Thanks to RI President Shekhar Mehta and his commitment to climate solutions, Rotary’s mangrove initiative is well launched. Now we must build on the limited successes of COP 26, recently gaveled closed. Alas, the goal to ‘keep 1.5 alive’ did not advance as far as necessary to protect the most vulnerable and least responsible for the climate crisis.

This letter was left outside the national delegation offices at COP26 in the final hours. We Rotarians are challenged to push for more than the bare minimum. Now is our opportunity to assess how we work in our communities and with our governments to enhance ambition, ensure that national plans for NDCs (Nationally Determined Contributions) are strong and filed timely, to encourage strengthened commitment to mitigate where we can, and to adapt and build resilience where mitigation will not come in time.

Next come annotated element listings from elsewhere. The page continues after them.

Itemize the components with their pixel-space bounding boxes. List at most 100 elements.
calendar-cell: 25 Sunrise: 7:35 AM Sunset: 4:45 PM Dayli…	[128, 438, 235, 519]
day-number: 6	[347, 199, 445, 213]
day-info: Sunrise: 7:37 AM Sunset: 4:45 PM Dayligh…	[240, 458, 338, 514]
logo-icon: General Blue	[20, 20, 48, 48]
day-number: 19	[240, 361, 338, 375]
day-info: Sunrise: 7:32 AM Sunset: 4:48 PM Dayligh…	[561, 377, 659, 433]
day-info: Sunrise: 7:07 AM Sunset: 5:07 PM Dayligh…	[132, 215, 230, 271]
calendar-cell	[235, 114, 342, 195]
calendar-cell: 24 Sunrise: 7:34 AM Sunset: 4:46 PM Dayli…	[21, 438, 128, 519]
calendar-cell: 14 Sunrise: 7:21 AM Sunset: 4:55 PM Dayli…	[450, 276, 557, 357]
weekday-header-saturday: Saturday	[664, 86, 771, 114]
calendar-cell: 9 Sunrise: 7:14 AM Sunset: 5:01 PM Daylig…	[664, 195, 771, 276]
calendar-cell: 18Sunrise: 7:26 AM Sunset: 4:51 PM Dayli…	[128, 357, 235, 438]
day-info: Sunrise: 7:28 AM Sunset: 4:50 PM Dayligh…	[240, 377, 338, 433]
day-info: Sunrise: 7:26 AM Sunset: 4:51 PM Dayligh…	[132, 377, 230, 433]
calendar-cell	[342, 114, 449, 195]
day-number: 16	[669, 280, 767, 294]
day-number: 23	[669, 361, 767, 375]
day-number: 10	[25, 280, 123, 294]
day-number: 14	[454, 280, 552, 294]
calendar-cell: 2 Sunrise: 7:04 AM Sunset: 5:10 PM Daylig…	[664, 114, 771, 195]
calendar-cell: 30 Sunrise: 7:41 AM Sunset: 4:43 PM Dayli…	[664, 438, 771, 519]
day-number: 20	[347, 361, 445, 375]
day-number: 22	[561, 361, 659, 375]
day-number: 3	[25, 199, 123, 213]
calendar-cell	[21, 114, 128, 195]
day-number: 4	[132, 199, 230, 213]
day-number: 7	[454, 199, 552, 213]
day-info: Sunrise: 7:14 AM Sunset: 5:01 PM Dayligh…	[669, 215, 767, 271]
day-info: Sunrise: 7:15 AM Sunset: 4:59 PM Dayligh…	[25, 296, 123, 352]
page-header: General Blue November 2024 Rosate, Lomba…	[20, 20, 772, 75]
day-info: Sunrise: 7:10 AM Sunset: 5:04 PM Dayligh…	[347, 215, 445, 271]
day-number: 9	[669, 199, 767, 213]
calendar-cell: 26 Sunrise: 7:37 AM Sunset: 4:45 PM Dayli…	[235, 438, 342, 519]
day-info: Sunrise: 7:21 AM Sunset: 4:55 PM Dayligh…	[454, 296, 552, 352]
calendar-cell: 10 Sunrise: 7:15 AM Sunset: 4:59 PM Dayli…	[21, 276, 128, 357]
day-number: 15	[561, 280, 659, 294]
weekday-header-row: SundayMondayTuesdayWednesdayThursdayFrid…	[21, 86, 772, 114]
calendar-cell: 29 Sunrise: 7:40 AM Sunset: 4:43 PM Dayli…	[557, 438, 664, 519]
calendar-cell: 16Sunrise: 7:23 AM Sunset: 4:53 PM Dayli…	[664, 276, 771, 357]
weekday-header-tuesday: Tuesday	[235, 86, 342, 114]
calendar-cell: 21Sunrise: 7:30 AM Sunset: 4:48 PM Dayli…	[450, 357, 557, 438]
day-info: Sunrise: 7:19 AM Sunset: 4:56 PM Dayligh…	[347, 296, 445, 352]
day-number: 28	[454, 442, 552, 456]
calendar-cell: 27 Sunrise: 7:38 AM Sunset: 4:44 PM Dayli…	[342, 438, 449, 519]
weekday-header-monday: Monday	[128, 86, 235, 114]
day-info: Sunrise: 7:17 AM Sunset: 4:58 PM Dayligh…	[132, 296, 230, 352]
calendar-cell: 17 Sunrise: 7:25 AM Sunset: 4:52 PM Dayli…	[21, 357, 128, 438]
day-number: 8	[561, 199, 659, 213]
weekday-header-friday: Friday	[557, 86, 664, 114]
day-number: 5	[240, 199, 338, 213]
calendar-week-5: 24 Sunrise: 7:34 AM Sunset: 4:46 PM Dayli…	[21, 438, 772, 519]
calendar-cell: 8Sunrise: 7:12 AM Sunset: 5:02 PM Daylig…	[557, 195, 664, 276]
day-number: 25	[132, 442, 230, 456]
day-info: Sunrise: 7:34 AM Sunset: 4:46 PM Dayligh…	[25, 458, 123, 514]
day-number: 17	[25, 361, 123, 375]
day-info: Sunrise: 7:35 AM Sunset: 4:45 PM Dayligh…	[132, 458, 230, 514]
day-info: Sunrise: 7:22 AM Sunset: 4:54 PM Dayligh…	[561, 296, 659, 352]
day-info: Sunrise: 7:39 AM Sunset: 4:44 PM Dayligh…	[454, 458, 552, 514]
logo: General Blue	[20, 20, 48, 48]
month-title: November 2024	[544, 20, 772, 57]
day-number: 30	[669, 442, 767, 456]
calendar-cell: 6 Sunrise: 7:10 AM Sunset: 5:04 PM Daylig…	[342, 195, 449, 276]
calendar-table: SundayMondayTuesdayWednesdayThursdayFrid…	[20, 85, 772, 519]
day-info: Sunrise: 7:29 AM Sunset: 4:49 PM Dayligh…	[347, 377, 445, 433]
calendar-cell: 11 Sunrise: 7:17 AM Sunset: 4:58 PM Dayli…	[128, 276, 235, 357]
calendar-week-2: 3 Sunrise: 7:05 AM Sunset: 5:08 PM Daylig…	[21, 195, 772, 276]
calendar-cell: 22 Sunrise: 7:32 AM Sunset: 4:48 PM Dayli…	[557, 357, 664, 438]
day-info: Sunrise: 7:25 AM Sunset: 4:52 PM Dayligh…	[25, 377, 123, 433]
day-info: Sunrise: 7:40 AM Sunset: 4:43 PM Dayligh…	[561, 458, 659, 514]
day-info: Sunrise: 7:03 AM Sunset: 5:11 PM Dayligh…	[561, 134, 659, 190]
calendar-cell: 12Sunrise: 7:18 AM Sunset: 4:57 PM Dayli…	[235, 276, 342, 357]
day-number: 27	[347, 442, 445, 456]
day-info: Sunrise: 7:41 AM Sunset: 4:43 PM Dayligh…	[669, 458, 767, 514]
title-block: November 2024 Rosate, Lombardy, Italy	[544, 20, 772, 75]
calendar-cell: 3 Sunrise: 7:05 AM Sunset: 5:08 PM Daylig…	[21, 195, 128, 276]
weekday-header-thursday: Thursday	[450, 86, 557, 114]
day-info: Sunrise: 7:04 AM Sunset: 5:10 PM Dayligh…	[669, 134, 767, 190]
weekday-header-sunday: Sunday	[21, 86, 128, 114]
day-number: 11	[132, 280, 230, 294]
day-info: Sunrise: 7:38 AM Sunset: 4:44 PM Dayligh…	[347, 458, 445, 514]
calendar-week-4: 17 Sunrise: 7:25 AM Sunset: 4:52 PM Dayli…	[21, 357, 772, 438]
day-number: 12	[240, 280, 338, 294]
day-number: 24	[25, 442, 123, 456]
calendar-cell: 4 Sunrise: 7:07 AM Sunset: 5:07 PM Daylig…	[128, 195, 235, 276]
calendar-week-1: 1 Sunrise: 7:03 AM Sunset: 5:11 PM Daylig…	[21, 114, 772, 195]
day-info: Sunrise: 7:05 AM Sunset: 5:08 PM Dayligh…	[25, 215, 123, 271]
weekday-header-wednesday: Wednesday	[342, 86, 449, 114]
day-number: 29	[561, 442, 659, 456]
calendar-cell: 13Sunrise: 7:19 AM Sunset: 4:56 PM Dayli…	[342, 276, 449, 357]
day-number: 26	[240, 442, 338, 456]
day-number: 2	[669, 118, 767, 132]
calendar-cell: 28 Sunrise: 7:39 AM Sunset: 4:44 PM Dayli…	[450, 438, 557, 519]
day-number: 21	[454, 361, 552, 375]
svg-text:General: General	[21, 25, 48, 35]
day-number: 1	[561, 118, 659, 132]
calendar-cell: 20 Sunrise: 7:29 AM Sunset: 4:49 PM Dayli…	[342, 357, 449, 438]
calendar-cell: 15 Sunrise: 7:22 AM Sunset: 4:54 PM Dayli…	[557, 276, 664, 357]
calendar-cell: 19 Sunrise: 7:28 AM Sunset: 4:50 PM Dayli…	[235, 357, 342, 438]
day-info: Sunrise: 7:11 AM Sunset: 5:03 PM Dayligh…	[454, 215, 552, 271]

It’s crucial for Rotarians to support the rapid phase-out of coal and elimination of fossil fuel subsidies. We can encourage faster and more robust action than the minimum promises that were able to garner consensus from nearly 200 nations. We must leverage the ethical and moral power of our Four-Way Test to help developed countries to:

  • adequately compensate loss and damage,
  • keep commitments to double their funding for adaptation,
  • increase their mitigation efforts, and
  • support rapid implementation of transparent carbon markets as part of the climate solution.

Kudos to Judith Diment, MBE, Dean of the Rotary Representative Network, and Doug Wills, RI Representative to the Commonwealth, for investing their time, skills, and resources in creating the November 10 Roundtable with RI President Mehta at the Commonwealth Pavilion. It was an extremely well-received and successful event. They have ushered in a new era in Rotary’s engagement to protect the environment and to serve to change lives.

In the lead picture, from left: Commonwealth Secretary General Baroness Patricia Scotland, Rotary President Shekhar Mehta, and Hasanthi Urugodawatte Dissanayake, who serves as chair of the Commonwealth Action Group on Mangroves and Sri Lanka’s Director General of Ocean Affairs, Environment, and Climate Change.

The calamitous impacts of climate change on tropical islands and coastal communities – and its disproportionate burden on women and people of color – make Baroness Patricia Scotland an especially timely leader for the Commonwealth. Born in Dominica in the Caribbean, she was the first black woman to be appointed Queen’s Counsel (QC) and the youngest woman ever to appointed as a QC. Her incredibly distinguished legal career includes being appointed in 2007 as the UK’s first woman Attorney General since the role was created in 1315.